The continuous feeding rice into a rice mill is one of the main factors affecting milling quality. Understanding the conveying mechanism of rice in the connected chamber is the key to control the feeding, however the internal mechanisms involved remain poorly understood. In this work, the discrete element method was used to simulate rice movement in a rice mill and the validity of the simulation verified by experiments. The influence of rotational speed ratio i on rice conveying effect in connected chamber was analysed. A mathematical model involving the relationship between mill parameters and conveying uniformity was established. The simulations showed that particle groups will enter continuous limited state when particles enter the entrance of milling chamber. In particular, when i was 0.5 and 0.75, the flux near the shaft is even <0. With the increase of i , the rice conveying efficiency increased, but the milling time decreased. When i was <1.25, the amount fed into the milling chamber gradually increased but then suddenly decreased when i was >1.25. The ability of the particle group breaking through the restriction of convex rib increased with i . Thus, the phenomenon of uneven conveying can occur in the conveying process and the mechanism involved is convection. The degree of axial mixing is closely related to the sweep volume difference between screw conveyor and convex rib.
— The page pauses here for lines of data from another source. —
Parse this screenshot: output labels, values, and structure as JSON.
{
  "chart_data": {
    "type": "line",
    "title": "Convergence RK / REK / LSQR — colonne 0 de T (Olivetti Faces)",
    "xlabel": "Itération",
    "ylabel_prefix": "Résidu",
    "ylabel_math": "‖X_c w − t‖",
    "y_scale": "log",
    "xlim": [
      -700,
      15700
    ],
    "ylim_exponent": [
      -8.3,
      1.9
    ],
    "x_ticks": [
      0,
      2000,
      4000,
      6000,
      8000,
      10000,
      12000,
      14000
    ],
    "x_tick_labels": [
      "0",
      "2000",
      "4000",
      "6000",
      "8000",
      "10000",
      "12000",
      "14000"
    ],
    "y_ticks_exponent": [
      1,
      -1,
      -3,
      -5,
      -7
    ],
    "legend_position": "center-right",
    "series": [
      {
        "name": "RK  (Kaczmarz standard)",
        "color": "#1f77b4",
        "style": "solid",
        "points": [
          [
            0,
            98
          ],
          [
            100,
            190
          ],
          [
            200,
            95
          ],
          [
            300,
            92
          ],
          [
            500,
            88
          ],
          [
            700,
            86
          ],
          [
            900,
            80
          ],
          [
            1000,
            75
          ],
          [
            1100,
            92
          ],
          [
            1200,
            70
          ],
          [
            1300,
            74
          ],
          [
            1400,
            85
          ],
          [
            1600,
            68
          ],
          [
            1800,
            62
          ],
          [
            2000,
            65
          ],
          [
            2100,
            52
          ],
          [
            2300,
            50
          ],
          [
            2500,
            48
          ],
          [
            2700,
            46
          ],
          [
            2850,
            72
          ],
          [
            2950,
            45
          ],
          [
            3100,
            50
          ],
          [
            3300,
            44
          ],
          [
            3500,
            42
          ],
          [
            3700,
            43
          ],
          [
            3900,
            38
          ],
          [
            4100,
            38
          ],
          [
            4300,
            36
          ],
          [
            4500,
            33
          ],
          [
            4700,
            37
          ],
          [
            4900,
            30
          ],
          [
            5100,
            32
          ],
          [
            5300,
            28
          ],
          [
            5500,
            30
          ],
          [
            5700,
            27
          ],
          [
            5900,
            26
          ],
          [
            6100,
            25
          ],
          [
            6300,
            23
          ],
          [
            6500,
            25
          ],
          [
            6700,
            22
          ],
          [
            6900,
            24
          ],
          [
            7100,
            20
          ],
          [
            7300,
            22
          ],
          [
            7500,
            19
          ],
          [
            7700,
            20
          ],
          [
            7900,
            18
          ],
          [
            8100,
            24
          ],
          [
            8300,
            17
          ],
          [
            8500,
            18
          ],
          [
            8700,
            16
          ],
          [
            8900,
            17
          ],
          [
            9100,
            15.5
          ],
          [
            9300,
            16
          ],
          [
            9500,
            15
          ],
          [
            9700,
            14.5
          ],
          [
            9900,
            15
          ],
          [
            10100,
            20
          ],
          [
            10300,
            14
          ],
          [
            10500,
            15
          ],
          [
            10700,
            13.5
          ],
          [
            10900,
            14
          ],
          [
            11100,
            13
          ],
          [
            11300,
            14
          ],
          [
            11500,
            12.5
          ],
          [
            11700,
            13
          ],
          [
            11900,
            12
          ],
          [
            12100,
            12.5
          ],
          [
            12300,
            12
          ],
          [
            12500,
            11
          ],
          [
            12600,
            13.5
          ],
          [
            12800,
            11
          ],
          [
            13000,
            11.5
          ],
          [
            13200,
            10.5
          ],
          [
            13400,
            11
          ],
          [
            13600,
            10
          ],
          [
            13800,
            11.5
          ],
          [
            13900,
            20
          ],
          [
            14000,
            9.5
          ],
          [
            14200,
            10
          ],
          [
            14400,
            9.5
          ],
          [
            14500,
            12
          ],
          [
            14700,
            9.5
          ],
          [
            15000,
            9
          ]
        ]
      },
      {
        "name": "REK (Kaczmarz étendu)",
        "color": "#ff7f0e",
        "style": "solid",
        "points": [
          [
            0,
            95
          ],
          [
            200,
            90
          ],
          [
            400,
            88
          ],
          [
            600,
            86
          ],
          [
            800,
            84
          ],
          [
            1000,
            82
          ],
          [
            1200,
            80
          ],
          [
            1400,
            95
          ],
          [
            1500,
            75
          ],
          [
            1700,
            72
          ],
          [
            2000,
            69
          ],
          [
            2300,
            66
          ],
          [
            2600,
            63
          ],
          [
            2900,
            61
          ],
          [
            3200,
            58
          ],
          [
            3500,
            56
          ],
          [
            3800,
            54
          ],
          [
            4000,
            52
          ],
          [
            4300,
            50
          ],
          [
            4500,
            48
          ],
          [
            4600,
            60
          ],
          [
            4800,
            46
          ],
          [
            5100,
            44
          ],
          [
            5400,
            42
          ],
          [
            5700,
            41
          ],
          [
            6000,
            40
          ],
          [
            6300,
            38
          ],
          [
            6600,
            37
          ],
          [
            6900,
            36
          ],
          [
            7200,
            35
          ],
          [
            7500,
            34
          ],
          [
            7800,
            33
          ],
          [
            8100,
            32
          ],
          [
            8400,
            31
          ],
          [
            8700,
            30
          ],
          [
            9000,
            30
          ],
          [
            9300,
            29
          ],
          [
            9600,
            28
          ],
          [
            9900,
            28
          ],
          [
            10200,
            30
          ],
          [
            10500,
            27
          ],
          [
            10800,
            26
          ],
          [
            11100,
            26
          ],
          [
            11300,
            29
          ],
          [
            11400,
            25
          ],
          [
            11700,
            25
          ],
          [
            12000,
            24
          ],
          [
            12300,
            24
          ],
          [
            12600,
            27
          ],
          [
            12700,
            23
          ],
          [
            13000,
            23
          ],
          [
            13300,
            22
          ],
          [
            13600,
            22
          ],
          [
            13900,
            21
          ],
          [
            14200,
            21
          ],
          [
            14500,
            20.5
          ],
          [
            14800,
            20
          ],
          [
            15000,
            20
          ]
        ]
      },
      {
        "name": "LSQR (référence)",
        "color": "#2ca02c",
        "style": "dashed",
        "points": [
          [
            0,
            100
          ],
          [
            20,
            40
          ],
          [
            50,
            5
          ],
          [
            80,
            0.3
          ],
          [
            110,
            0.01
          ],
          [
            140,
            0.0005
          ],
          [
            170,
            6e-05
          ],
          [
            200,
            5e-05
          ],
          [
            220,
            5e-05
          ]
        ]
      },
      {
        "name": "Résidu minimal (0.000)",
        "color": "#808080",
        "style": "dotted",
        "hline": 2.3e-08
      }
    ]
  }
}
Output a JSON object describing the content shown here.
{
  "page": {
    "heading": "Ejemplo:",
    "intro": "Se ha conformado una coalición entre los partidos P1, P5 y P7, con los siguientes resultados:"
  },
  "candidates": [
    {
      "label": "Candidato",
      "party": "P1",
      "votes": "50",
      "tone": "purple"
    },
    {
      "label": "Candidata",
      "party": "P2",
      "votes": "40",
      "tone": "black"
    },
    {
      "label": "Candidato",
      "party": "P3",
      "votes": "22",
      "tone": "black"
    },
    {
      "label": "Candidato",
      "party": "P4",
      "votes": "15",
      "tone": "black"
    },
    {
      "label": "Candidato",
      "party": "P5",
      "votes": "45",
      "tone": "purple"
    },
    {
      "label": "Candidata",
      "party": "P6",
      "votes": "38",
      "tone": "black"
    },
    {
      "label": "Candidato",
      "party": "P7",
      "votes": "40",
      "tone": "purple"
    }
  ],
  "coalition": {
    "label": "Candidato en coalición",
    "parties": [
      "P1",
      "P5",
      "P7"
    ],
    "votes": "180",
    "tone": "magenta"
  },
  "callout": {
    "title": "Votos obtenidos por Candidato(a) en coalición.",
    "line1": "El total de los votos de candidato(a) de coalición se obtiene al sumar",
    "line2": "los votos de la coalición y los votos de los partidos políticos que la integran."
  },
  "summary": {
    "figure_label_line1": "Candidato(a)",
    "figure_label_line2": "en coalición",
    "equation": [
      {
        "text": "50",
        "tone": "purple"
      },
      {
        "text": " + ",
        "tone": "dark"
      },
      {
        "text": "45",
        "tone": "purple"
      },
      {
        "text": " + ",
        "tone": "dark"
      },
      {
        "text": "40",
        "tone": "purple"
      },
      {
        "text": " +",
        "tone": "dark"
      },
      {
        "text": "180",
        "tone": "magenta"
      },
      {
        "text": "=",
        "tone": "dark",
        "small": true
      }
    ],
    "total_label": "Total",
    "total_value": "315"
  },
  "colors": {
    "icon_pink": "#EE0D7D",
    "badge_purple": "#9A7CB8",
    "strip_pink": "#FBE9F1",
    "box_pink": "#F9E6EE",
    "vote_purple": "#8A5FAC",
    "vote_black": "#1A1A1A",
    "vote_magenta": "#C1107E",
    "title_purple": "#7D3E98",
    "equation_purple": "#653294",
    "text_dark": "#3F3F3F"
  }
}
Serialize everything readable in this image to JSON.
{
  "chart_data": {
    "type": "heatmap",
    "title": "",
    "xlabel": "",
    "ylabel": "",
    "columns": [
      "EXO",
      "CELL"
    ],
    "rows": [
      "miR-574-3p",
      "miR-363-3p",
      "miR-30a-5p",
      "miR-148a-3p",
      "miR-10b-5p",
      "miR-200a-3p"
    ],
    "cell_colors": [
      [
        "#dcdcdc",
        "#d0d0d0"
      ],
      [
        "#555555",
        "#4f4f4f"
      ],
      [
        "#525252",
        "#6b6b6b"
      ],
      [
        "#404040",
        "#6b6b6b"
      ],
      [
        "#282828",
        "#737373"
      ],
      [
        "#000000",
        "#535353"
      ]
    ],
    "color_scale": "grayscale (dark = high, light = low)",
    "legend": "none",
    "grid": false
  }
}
This study helped clarify the rice conveying mechanism and provided guidance for the design of rice mills and similar equipment. • Rice will enter a continuous limited state when they enter milling chamber entrance. • Conveying efficiency increases but milling time decreases with the increase of i. • The axial movement of rice particles is mainly inhibited by convex ribs. • Rice axial mixing is decided by swept volume difference between screw and rib.